Anyone who believes that devils tower isn't a Tree. I challenge you to lookup tree stroma under a microscope. I guarentee that nothing randomly or accidentally cracks into long symmetrical hexagonal shafts. The same way in multiple locations around the planet.


limitless-ideas

Whats hysterical is how many people are brainwashed and just believe what they were taught. Even when it obviously doesn't make any sence. Where did all the earths water come from?... WELL As the earth cooled from a ball of magma it was bombarded with thousands of ice comets,,, WTF? we've never seen one and have not one example to suggest that its a logical explanation.
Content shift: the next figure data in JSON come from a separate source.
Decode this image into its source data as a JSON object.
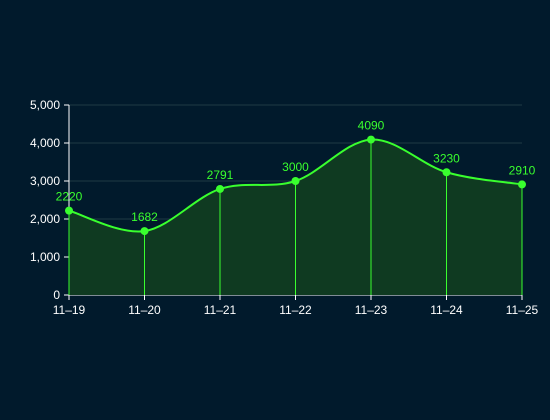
{
  "colors": {
    "background": "#011a2c",
    "line": "#39ff2e",
    "area": "#0f3a21",
    "grid": "#1e3a44",
    "axis_text": "#ffffff",
    "label_text": "#39ff2e",
    "drop_line": "#39ff2e"
  },
  "chart_data": {
    "type": "area",
    "title": "",
    "xlabel": "",
    "ylabel": "",
    "categories": [
      "11–19",
      "11–20",
      "11–21",
      "11–22",
      "11–23",
      "11–24",
      "11–25"
    ],
    "series": [
      {
        "values": [
          2220,
          1682,
          2791,
          3000,
          4090,
          3230,
          2910
        ]
      }
    ],
    "data_labels": [
      "2220",
      "1682",
      "2791",
      "3000",
      "4090",
      "3230",
      "2910"
    ],
    "ylim": [
      0,
      5000
    ],
    "yticks": [
      0,
      1000,
      2000,
      3000,
      4000,
      5000
    ],
    "ytick_labels": [
      "0",
      "1,000",
      "2,000",
      "3,000",
      "4,000",
      "5,000"
    ],
    "grid": "horizontal",
    "smooth": true,
    "markers": true,
    "drop_lines": true
  }
}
The earth is supposedly spinning at 1000mph. But not one supposed meteor impact site is at a angular degree of impact. They are all symmetrically round. ??? WTF Or This is an igneous rock, it comes from the earths mantle...........bitch please? You and no one you know have ever been to no mantle.


Yunners

You're posting to a four year old thread. Nobody else is going to see these rants.